The innermost planet of our Solar System, Mercury, received
the visit of NASA’s MESSENGER spacecraft, in the second encounter between the
two this year. On its second successful flyby past Mercury, at 1:50 a.m. EDT Monday,
MESSENGER started sending images and data back to Earth, revealing another 30
percent of the planet scientists had never seen before.
The achievement is extremely important, as the scientific
community has been eagerly waiting for new details on the smallest planet in
our Solar System for the past three decades. In January this year, MESSENGER
mapped over 20 percent of uncharted territory, and added an additional 30
percent now. “The MESSENGER team is extremely pleased by the superb performance
of the spacecraft and the payload,” said MESSENGER principal investigator Sean
Solomon of the Carnegie Institution of Washington.
On October 6, at 4:40 a.m. EDT, MESSENGER successfully
completed its second flyby past Mercury, and continued its journey, which will
end in March 2011, when the spacecraft will position itself in Mercury’s orbit.
In September 2009, MESSENGER will execute a third and last Mercury flyby before
becoming the first Mercury orbital mission in the history of space exploration.
With the help of its Wide Angle Camera (WAC) and the Mercury
Dual Imaging System (MDIS) instrument, MESSENGER snapped what APL called
"spectacular" images.
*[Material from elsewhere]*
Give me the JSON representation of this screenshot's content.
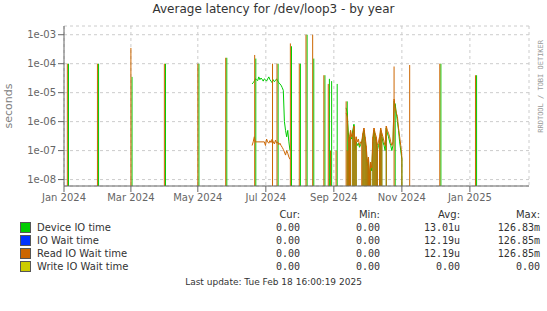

One of these images captured a bright crater, which was
identified as Kuiper, also captured by Mariner 10 in one of its flybys in the
1970s. East of Kuiper, MESSENGER captured views of an area with a large pattern
on rays that extend from the northern region of Mercury to regions south of
Kuiper.
Furthermore, MESSENGER’s Mercury Atmospheric and Surface
Composition Spectrometer and Mercury Laser Altimeter instruments have for the first
time gathered data of the same area of Mercury, which will allow unprecedented
studies regarding this region to be executed, APL pointed out.
The team of scientists in charge of the MESSENGER mission is
currently studying new data, including images of never-before-seen sides of
Mercury, which will hopefully give them an accurate view on the geological
history of our Solar System’s smallest planet.
MESSENGER will continue its mission in space, after
carefully adjusting its course for future missions by using Mercury’s gravity. The most
important part of the MESSENGER spacecraft right now is to successfully complete the third
flyby past Mercury, and to position itself for the final mission, which will
last for four Mercury years (or one Earth year) into the planet’s orbit.
After the three 200-kilometers (124-mile) altitude flybys
are completed, MESSENGER will enter Mercury’s orbit in March 2011, with the
mission of gathering fresh data on the surface, atmosphere and magnetosphere of
Mercury, as well as complete the mapping of the entire planet. Flight
controllers and mission analysts at the John Hopkins University Applied Physics
Laboratory (APL) will monitor and operate the spacecraft.